On Thursday, March 5, 2020, the Greensboro Science Center (GSC) is hosting a free Science Café in its Science Advancement through Innovative Learning (SAIL) Center. Dr. Christopher L. Jenkins, CEO of The Orianne Society, will present Conserving Nature’s Keystone: The Gopher Tortoise. Doors open at 6:00 p.m. and the talk begins at 6:30 p.m. This event is free to attend.

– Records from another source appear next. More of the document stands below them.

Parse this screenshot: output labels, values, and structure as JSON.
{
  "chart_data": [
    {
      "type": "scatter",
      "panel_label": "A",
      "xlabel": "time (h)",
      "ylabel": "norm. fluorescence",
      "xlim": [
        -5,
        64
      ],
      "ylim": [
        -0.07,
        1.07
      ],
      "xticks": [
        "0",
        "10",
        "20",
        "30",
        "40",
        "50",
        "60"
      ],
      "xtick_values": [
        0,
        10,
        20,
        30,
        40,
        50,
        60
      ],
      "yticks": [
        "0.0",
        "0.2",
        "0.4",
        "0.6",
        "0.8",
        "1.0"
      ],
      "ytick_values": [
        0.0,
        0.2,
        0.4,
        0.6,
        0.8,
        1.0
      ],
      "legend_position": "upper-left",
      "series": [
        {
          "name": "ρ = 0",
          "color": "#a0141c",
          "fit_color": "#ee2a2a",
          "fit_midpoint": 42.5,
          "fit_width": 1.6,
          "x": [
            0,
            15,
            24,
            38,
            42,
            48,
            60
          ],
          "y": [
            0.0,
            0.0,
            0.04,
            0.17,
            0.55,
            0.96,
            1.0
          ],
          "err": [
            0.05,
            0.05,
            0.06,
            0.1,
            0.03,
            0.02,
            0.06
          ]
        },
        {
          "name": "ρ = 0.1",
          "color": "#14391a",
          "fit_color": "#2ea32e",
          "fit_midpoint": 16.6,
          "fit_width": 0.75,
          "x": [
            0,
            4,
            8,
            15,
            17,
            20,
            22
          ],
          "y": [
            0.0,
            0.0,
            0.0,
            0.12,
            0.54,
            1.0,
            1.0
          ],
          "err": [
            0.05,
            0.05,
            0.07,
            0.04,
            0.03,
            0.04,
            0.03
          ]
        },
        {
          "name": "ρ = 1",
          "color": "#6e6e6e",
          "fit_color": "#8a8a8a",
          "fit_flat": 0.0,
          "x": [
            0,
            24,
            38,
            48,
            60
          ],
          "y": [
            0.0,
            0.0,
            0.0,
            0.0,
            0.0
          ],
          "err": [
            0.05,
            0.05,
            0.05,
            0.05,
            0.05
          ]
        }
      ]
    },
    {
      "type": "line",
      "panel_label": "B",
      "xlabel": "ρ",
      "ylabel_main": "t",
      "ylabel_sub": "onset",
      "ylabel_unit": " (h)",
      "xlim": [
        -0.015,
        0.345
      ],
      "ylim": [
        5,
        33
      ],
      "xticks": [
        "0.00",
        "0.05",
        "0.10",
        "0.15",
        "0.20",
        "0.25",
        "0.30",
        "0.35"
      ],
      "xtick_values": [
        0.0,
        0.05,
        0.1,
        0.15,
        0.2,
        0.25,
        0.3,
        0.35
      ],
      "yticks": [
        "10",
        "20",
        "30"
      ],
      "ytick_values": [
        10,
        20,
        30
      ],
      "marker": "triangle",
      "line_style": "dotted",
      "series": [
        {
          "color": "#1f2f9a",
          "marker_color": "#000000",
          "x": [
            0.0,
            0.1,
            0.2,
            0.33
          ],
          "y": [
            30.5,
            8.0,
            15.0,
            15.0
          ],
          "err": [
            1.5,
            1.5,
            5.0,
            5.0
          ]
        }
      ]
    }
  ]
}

The gopher tortoise is a prehistoric animal that still roams the Coastal Plain of the Southeast, but populations have declined to the point of endangered species status. These animals are critical to the success of the ecosystem as their burrows are used as a habitat for more than 300 other species. Without gopher tortoises, many of these species’ populations would decline as well.
About the Presenter
Dr. Jenkins is the founding Chief Executive Officer of The Orianne Society. He also was the founding chairman of the International Union for the Conservation of Nature’s Viper Specialist Group and the Georgia Chapter of Backcountry Hunters and Anglers. He has served in leadership roles in Partners for Reptiles and Amphibian Conservation and Gopher Tortoise Council. Dr. Jenkins has also worked with Wildlife Conservation Society, United States Forest Service, United States Fish and Wildlife Service, University of Massachusetts, University of British Columbia, and National Geographic. Dr. Jenkins received a B.S. and M.S. from the University of Massachusetts in wildlife biology and wildlife conservation, respectively. He received his Ph.D. in biological sciences from Idaho State University.
About The Orianne Society
Established in 2008, The Orianne Society is a nonprofit organization that is dedicated to the conservation of rare and imperiled reptiles and amphibians. Orianne promotes the conservation of these species through scientific research that informs on-the-ground conservation actions and managing habitats to promote robust reptile and amphibian populations. Currently, Orianne administers three large-scale conservation initiatives across the eastern United States, focusing on key landscapes that support high diversity and rare species: the Longleaf Savannas, Appalachian Highlands, and Great Northern Forests.